Boots on the ground may know where a border stops and starts, but as we all know there are no borders in cyberspace.
Over the past few weeks Russia has sent more than 100,000 troops to the border between Russia and Ukraine, with tensions building bringing with it the fear of war. Unlike anything that Europe has seen in decades. Although not a single physical shot has been fired, numerous digital events have been linked to Russia that has targeted the area.
In the last few weeks dozens of Ukrainian government websites were defaced. Nothing major technically speaking, but it achieved attention globally – or was it just that? It’s more likely that some form of malware was introduced. Researchers at Microsoft identified this destructive malware.
What is not clear is how contained these discovered malwares are. Is the Ukrainian Government strong enough to keep the malware within its borders or will the hacking offensives, thought to be led by Russia, breach its initially intended target and threaten the rest of Europe and further?
In Mid-January the US Cybersecurity and Infrastructure Security Agency (CISA) warned critical infrastructure operators to take “urgent, near-term steps” against cyber threats. This suggested that the recent attacks against Ukraine were a reason to be on alert of possible threats to US assets.
We have seen this process playout previously in 2017 with NotPetya and WannaCry. Both Russian malwares that spread uncontrollably from their initial targets, spreading via the internet impacting the globe, costing billions.
Ukraine has been the testing ground for Russian cyber operations for at least the past decade and seen invasions and military intervention since 2014.

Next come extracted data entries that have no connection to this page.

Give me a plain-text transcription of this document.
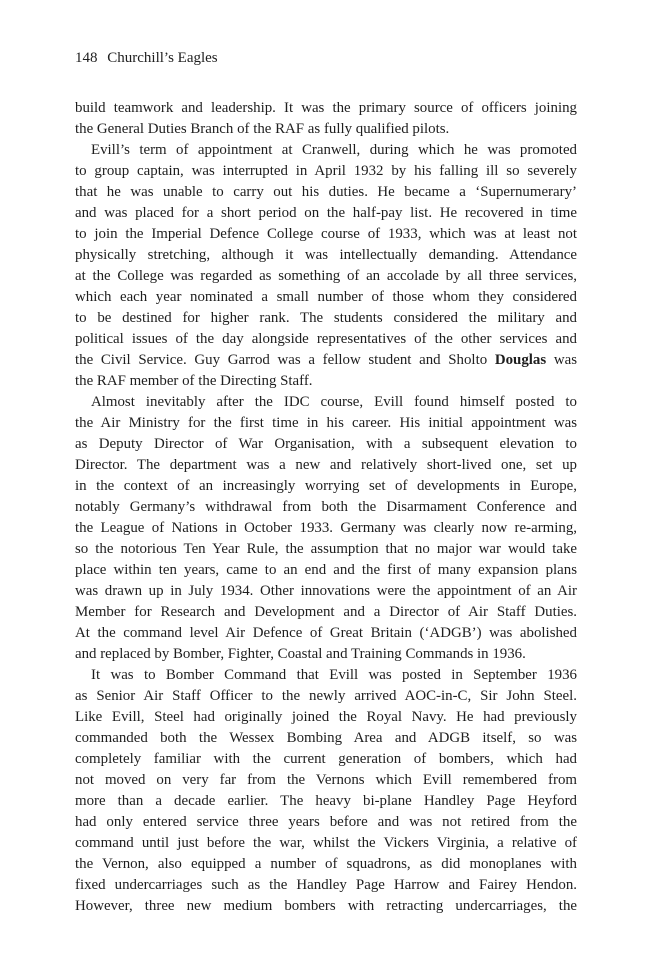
148 Churchill’s Eagles

build teamwork and leadership. It was the primary source of officers joining
the General Duties Branch of the RAF as fully qualified pilots.

Evill’s term of appointment at Cranwell, during which he was promoted
to group captain, was interrupted in April 1932 by his falling ill so severely
that he was unable to carry out his duties. He became a ‘Supernumerary’
and was placed for a short period on the half-pay list. He recovered in time
to join the Imperial Defence College course of 1933, which was at least not
physically stretching, although it was intellectually demanding. Attendance
at the College was regarded as something of an accolade by all three services,
which each year nominated a small number of those whom they considered
to be destined for higher rank. The students considered the military and
political issues of the day alongside representatives of the other services and
the Civil Service. Guy Garrod was a fellow student and Sholto Douglas was
the RAF member of the Directing Staff.

Almost inevitably after the IDC course, Evill found himself posted to
the Air Ministry for the first time in his career. His initial appointment was
as Deputy Director of War Organisation, with a subsequent elevation to
Director. The department was a new and relatively short-lived one, set up
in the context of an increasingly worrying set of developments in Europe,
notably Germany’s withdrawal from both the Disarmament Conference and
the League of Nations in October 1933. Germany was clearly now re-arming,
so the notorious Ten Year Rule, the assumption that no major war would take
place within ten years, came to an end and the first of many expansion plans
was drawn up in July 1934. Other innovations were the appointment of an Air
Member for Research and Development and a Director of Air Staff Duties.
At the command level Air Defence of Great Britain (‘ADGB’) was abolished
and replaced by Bomber, Fighter, Coastal and Training Commands in 1936.

It was to Bomber Command that Evill was posted in September 1936
as Senior Air Staff Officer to the newly arrived AOC-in-C, Sir John Steel.
Like Evill, Steel had originally joined the Royal Navy. He had previously
commanded both the Wessex Bombing Area and ADGB itself, so was
completely familiar with the current generation of bombers, which had
not moved on very far from the Vernons which Evill remembered from
more than a decade earlier. The heavy bi-plane Handley Page Heyford
had only entered service three years before and was not retired from the
command until just before the war, whilst the Vickers Virginia, a relative of
the Vernon, also equipped a number of squadrons, as did monoplanes with
fixed undercarriages such as the Handley Page Harrow and Fairey Hendon.
However, three new medium bombers with retracting undercarriages, the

In 2015 and 2016 Russia authorised cyber-attacks on Ukraine’s national power grid. There is an honest fear from the energy companies that similar attacks will be authorised again by Russia, against Ukraine power supplies which is likely to spill over.
This is not an unfounded fear. NotPetya saw shipping ports, numerous multinational corporations and government agencies unbale to function. The result of this was that almost anyone who did business with Ukraine was affected.

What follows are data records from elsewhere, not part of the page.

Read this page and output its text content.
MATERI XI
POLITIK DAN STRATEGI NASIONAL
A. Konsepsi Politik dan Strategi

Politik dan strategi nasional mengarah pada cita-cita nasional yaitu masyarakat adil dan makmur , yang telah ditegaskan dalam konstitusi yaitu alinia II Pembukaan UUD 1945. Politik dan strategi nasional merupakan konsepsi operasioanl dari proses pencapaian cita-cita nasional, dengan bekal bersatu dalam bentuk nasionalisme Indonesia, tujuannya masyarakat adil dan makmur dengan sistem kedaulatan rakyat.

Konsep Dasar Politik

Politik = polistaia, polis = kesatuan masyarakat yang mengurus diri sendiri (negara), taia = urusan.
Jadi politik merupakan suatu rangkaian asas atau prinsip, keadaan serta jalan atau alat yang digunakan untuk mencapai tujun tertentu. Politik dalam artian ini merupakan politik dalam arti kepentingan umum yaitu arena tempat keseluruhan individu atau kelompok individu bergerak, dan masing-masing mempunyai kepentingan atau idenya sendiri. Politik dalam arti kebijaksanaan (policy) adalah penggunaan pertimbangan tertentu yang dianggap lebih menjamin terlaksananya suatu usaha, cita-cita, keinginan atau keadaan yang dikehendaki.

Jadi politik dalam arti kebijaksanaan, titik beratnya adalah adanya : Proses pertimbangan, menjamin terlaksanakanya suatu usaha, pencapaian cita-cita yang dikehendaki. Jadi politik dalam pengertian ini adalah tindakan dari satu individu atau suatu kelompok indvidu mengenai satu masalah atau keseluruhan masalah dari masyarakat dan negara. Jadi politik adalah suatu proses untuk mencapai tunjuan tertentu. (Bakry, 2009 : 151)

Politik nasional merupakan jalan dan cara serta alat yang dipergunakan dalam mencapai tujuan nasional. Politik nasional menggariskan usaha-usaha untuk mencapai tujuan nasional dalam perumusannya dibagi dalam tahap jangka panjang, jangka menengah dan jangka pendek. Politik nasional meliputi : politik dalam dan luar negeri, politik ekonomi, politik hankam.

It is highly likely that we will see cyber operations from Russia, it’s military and cyber agencies. These teams are behind many of the most aggressive hacks of all time, both inside and outside of Ukraine. Attacks against the Ukrainian power grid, NotPetya interference in US and French elections and the Olympic opening ceremony in the wake of the Russian athlete doping and exclusion from 2019 Tokyo Olympics.

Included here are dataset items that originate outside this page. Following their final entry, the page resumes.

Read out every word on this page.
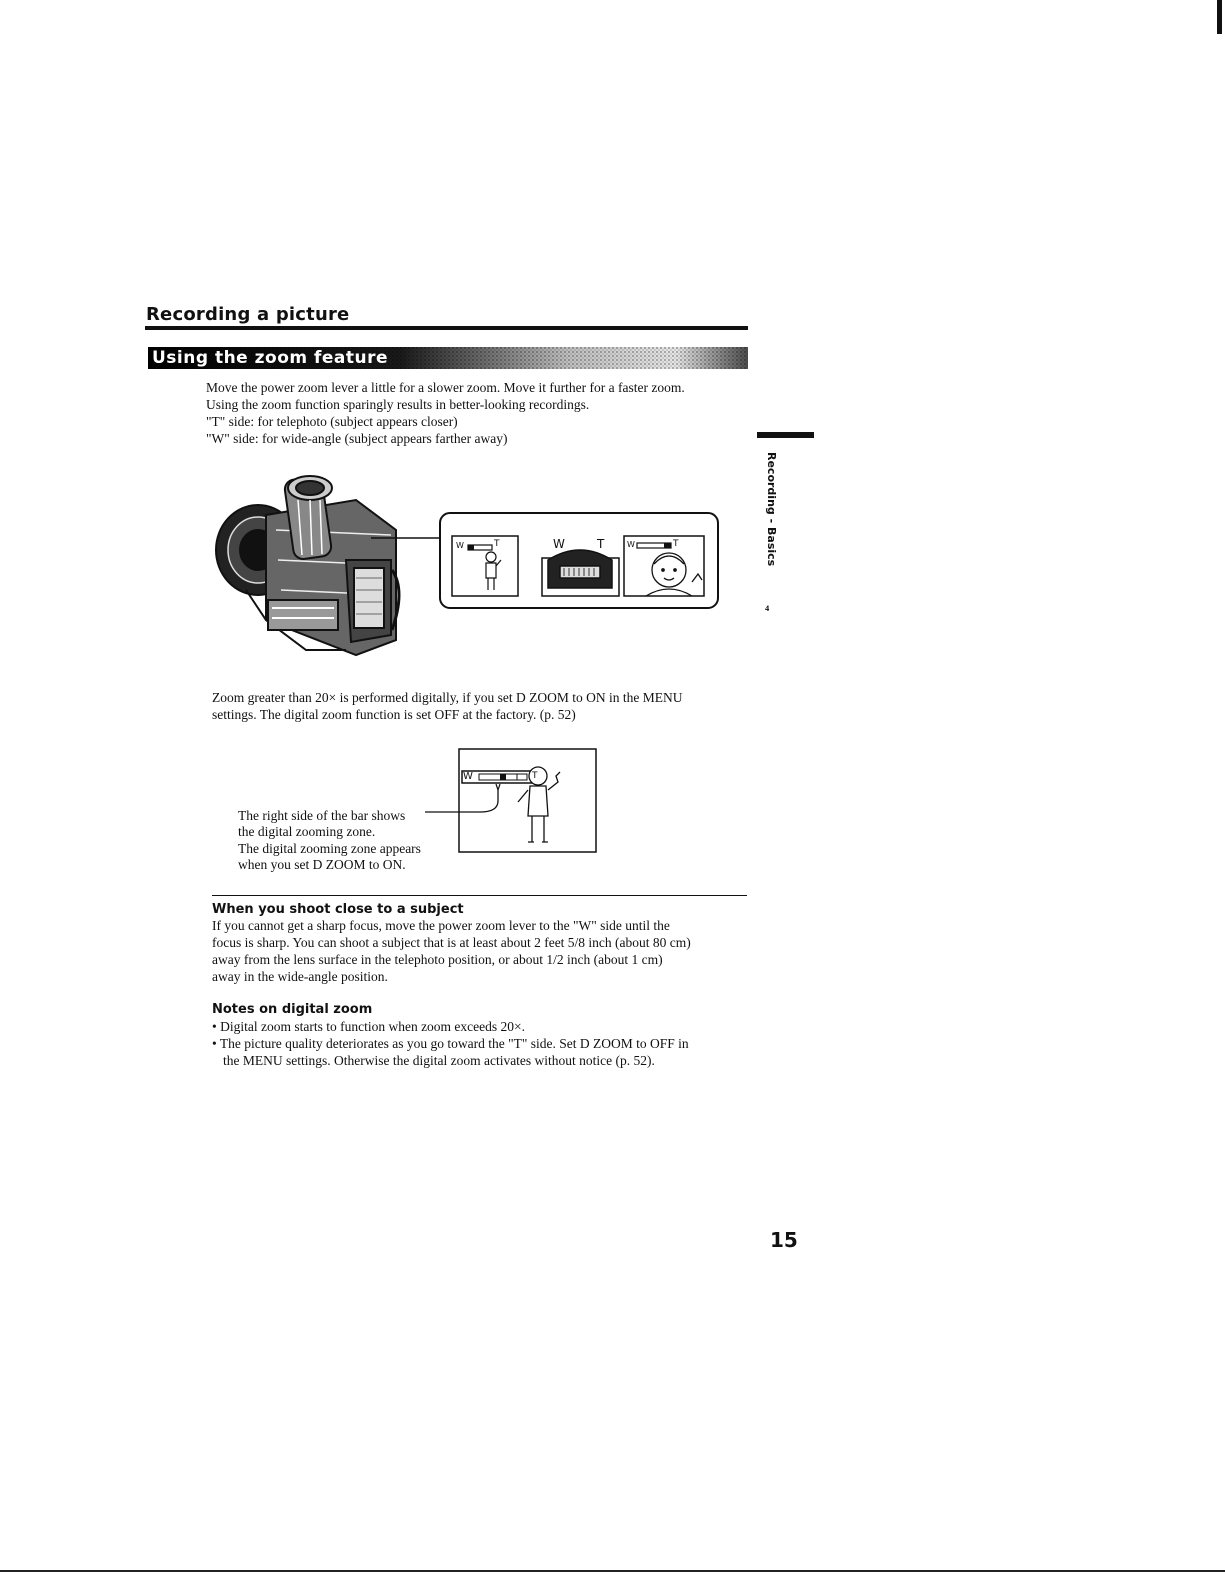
Recording a picture
Using the zoom feature
Move the power zoom lever a little for a slower zoom. Move it further for a faster zoom.
Using the zoom function sparingly results in better-looking recordings.
"T" side: for telephoto (subject appears closer)
"W" side: for wide-angle (subject appears farther away)
Recording - Basics
⁴
W	T	W	T	W	T
Zoom greater than 20× is performed digitally, if you set D ZOOM to ON in the MENU
settings. The digital zoom function is set OFF at the factory. (p. 52)
W	T
The right side of the bar shows
the digital zooming zone.
The digital zooming zone appears
when you set D ZOOM to ON.
When you shoot close to a subject
If you cannot get a sharp focus, move the power zoom lever to the "W" side until the
focus is sharp. You can shoot a subject that is at least about 2 feet 5/8 inch (about 80 cm)
away from the lens surface in the telephoto position, or about 1/2 inch (about 1 cm)
away in the wide-angle position.
Notes on digital zoom
• Digital zoom starts to function when zoom exceeds 20×.
• The picture quality deteriorates as you go toward the "T" side. Set D ZOOM to OFF in
the MENU settings. Otherwise the digital zoom activates without notice (p. 52).
15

Russia has a long history of targeting critical infrastructure. They have been identified numerous times, but it is highly likely that well-hidden traces of, and yet undiscovered malware, may be in sleeper mode until activated.
No one outside of the inner workings of Russia’s cyber defence strategy truly understands what their next steps will be. It is predicted that Russia will physical invade Ukraine. Russia has demonstrated repeatedly that they have a large and varied toolbox, which they will use for everything from disinformation campaign, intended to destabilise or divide adversaries, and in the same vain they have the ability to deploy some of the most complex and aggressive cyber campaigns in the world.
What we do know is Russia is calculated, powerful and political. They will use every trick in the book to ensure that they are able to meet their objective.